И вот к обаянию крупного писателя прибавилось обаяние необыкновенно привлекательного человека, которого как-то нельзя было не полюбить, хоть несколько приблизившись к его личной жизни. Это происходило, конечно, от душевных свойств самого Чехова, в котором была эта притягивающая сила любви. Всякая получка письма от него была настоящим праздником, и чем больше я вчитывался в его произведения, тем яснее обрисовывался мне и человек, стоявший к вам так высоко и так близко.

И вот, весной 1902 г., проездом через Москву на юг России, я решился остановиться между двумя поездами, узнав, что Чехов в Москве, и поехал к нему на авось, без предупреждения.

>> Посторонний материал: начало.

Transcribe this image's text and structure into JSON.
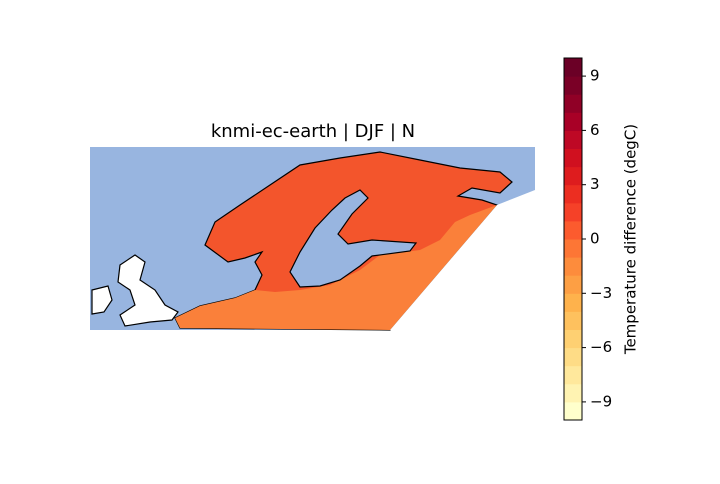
{
  "chart_data": {
    "type": "map",
    "title": "knmi-ec-earth | DJF | N",
    "colorbar": {
      "label": "Temperature difference (degC)",
      "lim": [
        -10,
        10
      ],
      "ticks": [
        {
          "value": -9,
          "label": "−9"
        },
        {
          "value": -6,
          "label": "−6"
        },
        {
          "value": -3,
          "label": "−3"
        },
        0,
        3,
        6,
        9
      ],
      "colors": [
        "#ffffcc",
        "#fff3b2",
        "#ffe89c",
        "#fedc86",
        "#fed072",
        "#fec15e",
        "#feb24c",
        "#fd9f44",
        "#fd8c3c",
        "#fd7635",
        "#fc5b2e",
        "#f54128",
        "#ec2e21",
        "#de1c1e",
        "#d0101f",
        "#be0825",
        "#a80026",
        "#900026",
        "#7a0026",
        "#6b0026"
      ]
    }
  }
}
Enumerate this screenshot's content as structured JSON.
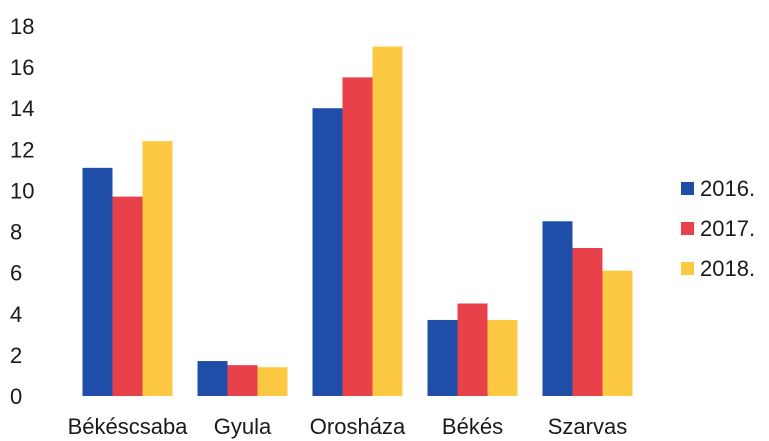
{
  "chart_data": {
    "type": "bar",
    "title": "",
    "xlabel": "",
    "ylabel": "",
    "categories": [
      "Békéscsaba",
      "Gyula",
      "Orosháza",
      "Békés",
      "Szarvas"
    ],
    "series": [
      {
        "name": "2016.",
        "color": "#1f4ea8",
        "values": [
          11.1,
          1.7,
          14.0,
          3.7,
          8.5
        ]
      },
      {
        "name": "2017.",
        "color": "#e8414a",
        "values": [
          9.7,
          1.5,
          15.5,
          4.5,
          7.2
        ]
      },
      {
        "name": "2018.",
        "color": "#fdc943",
        "values": [
          12.4,
          1.4,
          17.0,
          3.7,
          6.1
        ]
      }
    ],
    "ylim": [
      0,
      18
    ],
    "yticks": [
      0,
      2,
      4,
      6,
      8,
      10,
      12,
      14,
      16,
      18
    ],
    "grid": false,
    "legend": "right"
  }
}
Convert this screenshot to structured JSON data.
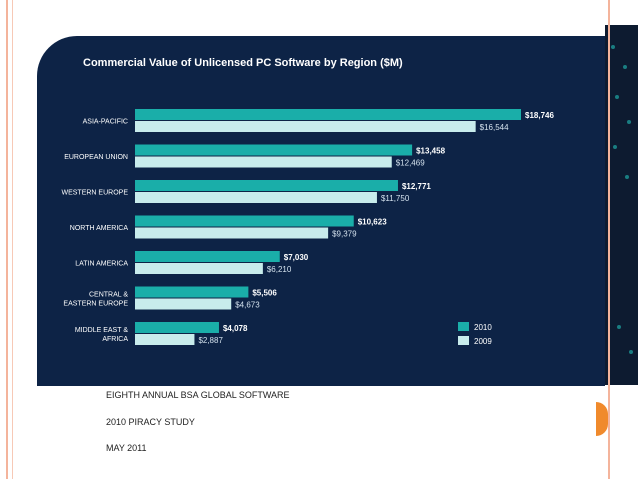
{
  "chart_data": {
    "type": "bar",
    "orientation": "horizontal",
    "title": "Commercial Value of Unlicensed PC Software by Region ($M)",
    "categories": [
      "ASIA-PACIFIC",
      "EUROPEAN UNION",
      "WESTERN EUROPE",
      "NORTH AMERICA",
      "LATIN AMERICA",
      "CENTRAL & EASTERN EUROPE",
      "MIDDLE EAST & AFRICA"
    ],
    "category_lines": [
      [
        "ASIA-PACIFIC"
      ],
      [
        "EUROPEAN UNION"
      ],
      [
        "WESTERN EUROPE"
      ],
      [
        "NORTH AMERICA"
      ],
      [
        "LATIN AMERICA"
      ],
      [
        "CENTRAL &",
        "EASTERN EUROPE"
      ],
      [
        "MIDDLE EAST &",
        "AFRICA"
      ]
    ],
    "series": [
      {
        "name": "2010",
        "values": [
          18746,
          13458,
          12771,
          10623,
          7030,
          5506,
          4078
        ],
        "labels": [
          "$18,746",
          "$13,458",
          "$12,771",
          "$10,623",
          "$7,030",
          "$5,506",
          "$4,078"
        ],
        "color": "#1aaea9"
      },
      {
        "name": "2009",
        "values": [
          16544,
          12469,
          11750,
          9379,
          6210,
          4673,
          2887
        ],
        "labels": [
          "$16,544",
          "$12,469",
          "$11,750",
          "$9,379",
          "$6,210",
          "$4,673",
          "$2,887"
        ],
        "color": "#c8ecec"
      }
    ],
    "xlim": [
      0,
      18746
    ],
    "legend": "bottom-right"
  },
  "captions": {
    "line1": "EIGHTH ANNUAL BSA GLOBAL SOFTWARE",
    "line2": "2010 PIRACY STUDY",
    "line3": "MAY 2011"
  },
  "colors": {
    "panel": "#0d2346",
    "series_2010": "#1aaea9",
    "series_2009": "#c8ecec",
    "label_2010": "#ffffff",
    "label_2009": "#d4e2ee"
  }
}
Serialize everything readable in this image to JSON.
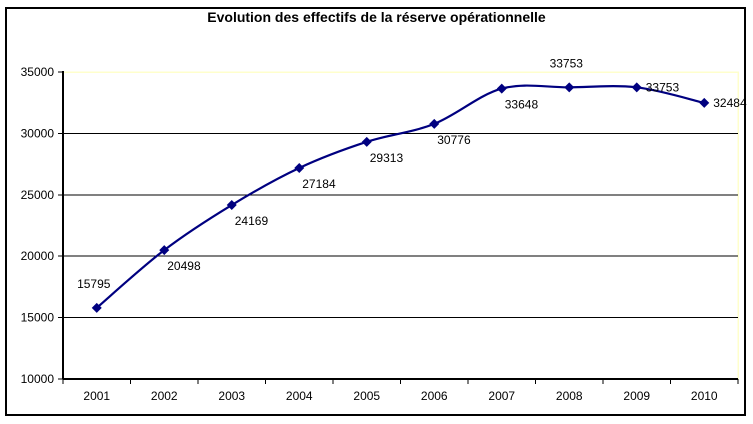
{
  "window": {
    "background": "#FFFFFF",
    "border_color": "#000000"
  },
  "chart_data": {
    "type": "line",
    "title": "Evolution des effectifs de la réserve opérationnelle",
    "categories": [
      "2001",
      "2002",
      "2003",
      "2004",
      "2005",
      "2006",
      "2007",
      "2008",
      "2009",
      "2010"
    ],
    "values": [
      15795,
      20498,
      24169,
      27184,
      29313,
      30776,
      33648,
      33753,
      33753,
      32484
    ],
    "data_labels": [
      "15795",
      "20498",
      "24169",
      "27184",
      "29313",
      "30776",
      "33648",
      "33753",
      "33753",
      "32484"
    ],
    "label_positions": [
      "above",
      "below-right",
      "below-right",
      "below-right",
      "below-right",
      "below-right",
      "below-right",
      "above",
      "right",
      "right"
    ],
    "xlabel": "",
    "ylabel": "",
    "ylim": [
      10000,
      35000
    ],
    "y_ticks": [
      10000,
      15000,
      20000,
      25000,
      30000,
      35000
    ],
    "grid": true,
    "smoothed": true,
    "legend": "none",
    "marker": "diamond",
    "colors": {
      "series": "#000080",
      "gridline": "#000000",
      "axis": "#000000",
      "plot_border": "#FFFFCC",
      "text": "#000000",
      "background": "#FFFFFF"
    }
  }
}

На вопрос: «Дома ли Антон Павлович?» я услышал, вероятно, общее распоряжение для всякого нового лица: «Дома нет». Я подал карточку и просил доложить Ольге Леонардовне. Через минуту меня попросили войти в кабинет; Антон Павлович вошел быстрым и, показалось мне, бодрым шагом, с веселой улыбкой, приветливый, радушный: «Это вы? Наконец-то, давно пора… Садитесь. Ну, что, скоро у нас будет конституция?»

Наружность Чехова много раз описывали. Меня только поразило, что он выше ростом, чем я представлял себе. Затем покоряли глаза и удивительно приятный тембр голоса. Глаза вовсе не голубые, как писали, а карие, лучистые, ласковые и немного вопросительные. Антон Павлович сел спиной к свету, но только сошла улыбка с его лица, обнаружились морщины, землистый цвет кожи, что-то болезненно потухающее. Вслед за А. П. вошли его жена и артист Вишневский. Через несколько минут первая робость от встречи с «самим» Чеховым прошла, и я почувствовал себя, как с добрым, старинным хорошим знакомым, удивительно ласковым, внимательным, сердечным. Говорили о политике – ибо Антон Павлович был в полосе, когда он действительно настойчиво и нетерпеливо ожидал «конституции», которую, как он шутя заявлял в одном письме, уже даровал своим карасям в Мелихове.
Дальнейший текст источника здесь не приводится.